|Anne Davis Basting
Memory loss can be one of the most terrifying aspects of a diagnosis of dementia. Yet the fear and dread of losing our memory make the experience of the disease worse than it needs to be, according to cultural critic and playwright Anne Davis Basting. She says, Forget memory. Basting emphasizes the importance of activities that focus on the present to improve the lives of persons with Alzheimer’s disease and other dementias. Based on ten years of practice and research in the field, Basting’s study includes specific examples of innovative programs that stimulate growth, humor, and emotional connection; translates into accessible language a wide range of provocative academic works on memory; and addresses how advances in medical research and clinical practice are already pushing radical changes in care for persons with dementia. Bold, optimistic, and innovative, Basting’s cultural critique of dementia care offers a vision for how we can change the way we think about and care for people with memory loss.
“A unique work. This wide-ranging critique of the current approach to the care of persons with dementia and memory impairment provides a much-needed prescription for change.”
—Peter V. Rabins, Johns Hopkins Medical Institutions, coauthor of The 36-Hour Day
“One of the most creative scholars in the area of dementia practice reminds in an unforgettable way that memory is more than we think and also less.”

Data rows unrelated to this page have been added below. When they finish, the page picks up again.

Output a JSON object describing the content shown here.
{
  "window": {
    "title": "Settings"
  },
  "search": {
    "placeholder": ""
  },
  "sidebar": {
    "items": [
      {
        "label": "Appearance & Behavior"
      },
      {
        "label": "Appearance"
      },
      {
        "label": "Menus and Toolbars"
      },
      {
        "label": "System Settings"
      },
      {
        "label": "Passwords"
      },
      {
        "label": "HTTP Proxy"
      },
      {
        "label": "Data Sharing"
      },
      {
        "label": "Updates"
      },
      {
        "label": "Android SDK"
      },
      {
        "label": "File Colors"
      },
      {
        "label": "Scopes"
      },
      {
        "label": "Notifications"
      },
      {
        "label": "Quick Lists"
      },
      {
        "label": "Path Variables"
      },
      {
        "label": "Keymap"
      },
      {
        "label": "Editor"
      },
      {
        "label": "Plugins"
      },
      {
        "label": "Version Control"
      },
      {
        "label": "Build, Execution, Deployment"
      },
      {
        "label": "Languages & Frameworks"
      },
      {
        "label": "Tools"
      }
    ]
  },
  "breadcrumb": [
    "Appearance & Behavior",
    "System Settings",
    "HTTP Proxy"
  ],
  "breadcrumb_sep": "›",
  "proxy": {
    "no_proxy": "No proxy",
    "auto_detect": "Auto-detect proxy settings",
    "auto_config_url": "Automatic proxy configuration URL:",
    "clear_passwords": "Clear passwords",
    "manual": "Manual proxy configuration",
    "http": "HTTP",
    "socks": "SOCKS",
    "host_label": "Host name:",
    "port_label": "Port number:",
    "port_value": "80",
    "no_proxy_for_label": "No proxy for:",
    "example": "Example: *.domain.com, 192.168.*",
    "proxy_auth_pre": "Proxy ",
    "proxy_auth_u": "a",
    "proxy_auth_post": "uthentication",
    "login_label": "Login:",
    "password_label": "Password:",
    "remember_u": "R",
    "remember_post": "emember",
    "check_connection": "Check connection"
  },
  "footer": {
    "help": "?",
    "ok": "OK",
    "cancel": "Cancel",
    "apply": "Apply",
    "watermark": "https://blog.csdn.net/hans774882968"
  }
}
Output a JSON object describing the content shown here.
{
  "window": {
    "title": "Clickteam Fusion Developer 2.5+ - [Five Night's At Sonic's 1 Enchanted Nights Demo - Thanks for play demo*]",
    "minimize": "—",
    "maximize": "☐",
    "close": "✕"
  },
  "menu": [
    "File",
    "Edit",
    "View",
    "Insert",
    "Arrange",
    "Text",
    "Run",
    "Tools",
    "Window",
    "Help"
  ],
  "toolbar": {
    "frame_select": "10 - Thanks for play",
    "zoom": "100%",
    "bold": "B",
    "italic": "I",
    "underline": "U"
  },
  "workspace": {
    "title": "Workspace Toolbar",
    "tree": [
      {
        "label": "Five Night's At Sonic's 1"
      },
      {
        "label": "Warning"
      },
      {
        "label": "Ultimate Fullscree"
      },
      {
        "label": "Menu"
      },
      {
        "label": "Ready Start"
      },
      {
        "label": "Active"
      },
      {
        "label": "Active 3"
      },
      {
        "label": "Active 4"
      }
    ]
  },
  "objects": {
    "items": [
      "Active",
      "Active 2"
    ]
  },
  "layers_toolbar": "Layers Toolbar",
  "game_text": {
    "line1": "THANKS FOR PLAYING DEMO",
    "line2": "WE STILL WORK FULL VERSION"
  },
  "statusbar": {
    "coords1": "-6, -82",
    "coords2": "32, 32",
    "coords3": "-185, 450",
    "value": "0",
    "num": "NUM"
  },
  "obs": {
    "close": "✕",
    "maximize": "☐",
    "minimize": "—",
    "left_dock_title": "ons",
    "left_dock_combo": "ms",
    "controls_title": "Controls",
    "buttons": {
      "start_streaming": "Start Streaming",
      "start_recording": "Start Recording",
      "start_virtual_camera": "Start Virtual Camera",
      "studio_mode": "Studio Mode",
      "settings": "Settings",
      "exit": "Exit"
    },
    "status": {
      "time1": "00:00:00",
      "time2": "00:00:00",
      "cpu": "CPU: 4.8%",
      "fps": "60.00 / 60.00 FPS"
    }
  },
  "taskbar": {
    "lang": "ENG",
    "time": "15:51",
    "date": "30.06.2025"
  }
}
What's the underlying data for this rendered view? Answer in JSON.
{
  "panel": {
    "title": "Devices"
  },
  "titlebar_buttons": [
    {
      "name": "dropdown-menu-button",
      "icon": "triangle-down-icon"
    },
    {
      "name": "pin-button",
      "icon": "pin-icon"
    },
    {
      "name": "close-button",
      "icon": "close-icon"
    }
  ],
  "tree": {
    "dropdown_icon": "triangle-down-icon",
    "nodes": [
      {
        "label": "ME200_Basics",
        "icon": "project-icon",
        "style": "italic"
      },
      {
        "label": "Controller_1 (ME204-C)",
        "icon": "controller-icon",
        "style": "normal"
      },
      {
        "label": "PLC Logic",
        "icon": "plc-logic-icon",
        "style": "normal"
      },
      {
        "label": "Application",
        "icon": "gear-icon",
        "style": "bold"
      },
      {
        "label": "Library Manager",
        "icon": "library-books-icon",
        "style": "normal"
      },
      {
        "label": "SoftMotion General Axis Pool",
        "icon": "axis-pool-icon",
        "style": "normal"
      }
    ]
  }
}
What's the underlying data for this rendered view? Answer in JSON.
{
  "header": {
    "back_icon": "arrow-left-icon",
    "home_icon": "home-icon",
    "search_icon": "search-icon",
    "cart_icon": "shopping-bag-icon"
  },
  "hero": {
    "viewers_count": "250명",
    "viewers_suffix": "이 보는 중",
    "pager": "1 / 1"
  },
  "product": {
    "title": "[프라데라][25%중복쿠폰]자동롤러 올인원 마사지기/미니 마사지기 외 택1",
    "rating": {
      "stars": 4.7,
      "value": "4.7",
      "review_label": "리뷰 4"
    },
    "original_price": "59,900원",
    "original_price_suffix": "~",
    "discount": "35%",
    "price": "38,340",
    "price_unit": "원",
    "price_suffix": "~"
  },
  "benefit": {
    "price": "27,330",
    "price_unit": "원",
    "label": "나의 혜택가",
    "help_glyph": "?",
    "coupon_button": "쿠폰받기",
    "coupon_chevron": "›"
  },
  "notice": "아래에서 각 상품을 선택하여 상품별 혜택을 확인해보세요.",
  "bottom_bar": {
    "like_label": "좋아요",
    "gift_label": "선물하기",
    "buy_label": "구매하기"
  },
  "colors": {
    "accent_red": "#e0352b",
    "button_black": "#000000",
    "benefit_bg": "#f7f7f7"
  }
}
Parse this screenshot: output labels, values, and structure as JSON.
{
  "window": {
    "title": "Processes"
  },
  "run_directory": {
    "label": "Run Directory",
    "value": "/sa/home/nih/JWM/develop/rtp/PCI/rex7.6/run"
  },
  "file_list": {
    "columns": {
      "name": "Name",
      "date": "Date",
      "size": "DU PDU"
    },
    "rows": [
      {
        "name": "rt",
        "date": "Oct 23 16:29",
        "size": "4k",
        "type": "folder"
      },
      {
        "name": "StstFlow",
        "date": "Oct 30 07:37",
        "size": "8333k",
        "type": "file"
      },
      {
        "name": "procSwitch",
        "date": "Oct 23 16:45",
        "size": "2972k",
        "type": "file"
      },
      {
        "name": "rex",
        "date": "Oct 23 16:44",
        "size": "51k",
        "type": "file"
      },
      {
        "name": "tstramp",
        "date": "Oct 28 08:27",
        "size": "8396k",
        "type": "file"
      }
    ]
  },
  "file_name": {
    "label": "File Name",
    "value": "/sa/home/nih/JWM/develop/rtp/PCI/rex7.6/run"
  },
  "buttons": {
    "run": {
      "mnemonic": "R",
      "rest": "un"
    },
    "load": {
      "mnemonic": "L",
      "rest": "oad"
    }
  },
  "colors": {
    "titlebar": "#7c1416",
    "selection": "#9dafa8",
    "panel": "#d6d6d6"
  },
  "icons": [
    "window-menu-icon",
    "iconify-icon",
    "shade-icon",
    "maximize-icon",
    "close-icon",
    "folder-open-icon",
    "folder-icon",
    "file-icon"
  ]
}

—Peter J. Whitehouse, Case Western Reserve University, coauthor of The Myth of Alzheimer’s
“With her big ideas and sharp criticism, Anne Basting is a vital part of the Alzheimer’s community. I don’t always agree with her, but I’m sure glad she’s a part of this important conversation.”
—David Shenk, author of The Forgetting
“Forget Memory is truly a memorable book. From its readings of films like Away from Her and Finding Nemo to its moving accounts of art, music, and dance programs for people with dementia, Forget Memory offers us a vision of a more humane world—and a better future for aging people of all ages.”
—Michael Bérubé, The Pennsylvania State University
“Anne Basting’s Forget Memory brings a lighthearted spirit of hope, love, creativity, and even fun to the culture of fear surrounding memory loss. It should be an essential guide to all families, caregivers, and patients seeking a humane response to the diagnosis of dementia.”
—Elinor Fuchs, author of Making an Exit: A Mother-Daughter Drama with Alzheimer’s, Machine Tools, and Laughter
ANNE BASTING (Ph.D.) is the Director of the Center on Age & Community and an Associate Professor in the Department of Theatre at the Peck School of the Arts, University of Wisconsin-Milwaukee where she teaches storytelling and playwriting. Basting has written extensively on issues of aging and representation, including her book The Stages of Age: Performing Age in Contemporary American Culture. Her numerous articles and essays have been published across multiple disciplines including journals such as The Drama Review, American Theatre, and Journal of Aging Studies, and anthologies Figuring Age, Mental Wellness in Aging, the Handbook for the Humanities and Aging, and Aging and the Meaning of Time. Basting is the recipient of a Rockefeller Fellowship, a Brookdale National Fellowship, and numerous major grants for her scholarly and creative endeavors. Her creative work includes nearly a dozen plays and public performances, including The Frida Kahlo Retrospective, All the Live Long Day, Persuasion (co-written with Ping Chong), the Last Dinosaur, and Time Slips. Basting received her Ph.D. in Theatre Arts and Dance from the University of Minnesota. Basting continues to direct the TimeSlips Creative Storytelling Project, which she founded in 1998. She makes numerous presentations creativity and aging across the United States.
I live in Milwaukee, Wisconsin with hubby and documentary filmmaker Brad Lichtenstein, our two boys Ben and Will, and dog Phoebe. I am in the minivan, soccer, baseball, and falling asleep at 10 phase of my life. A friend keeps asking me what I want to do when I grow up, and I truly don’t know. For now, I say I’m an applied artist/writer/teacher and public scholar. I’m on the board of our local Alzheimer’s Association chapter. I adore mountains and the view of Lake Michigan from Atwater Park in Milwaukee. Somehow, that view makes everything okay. I have a sister who lives in Milwaukee, and a brother in Minneapolis. Both are lawyers. My dad is a lawyer too. I don’t know why I’m not a lawyer… My mom is a former teacher with a manic love of learning…maybe that’s why.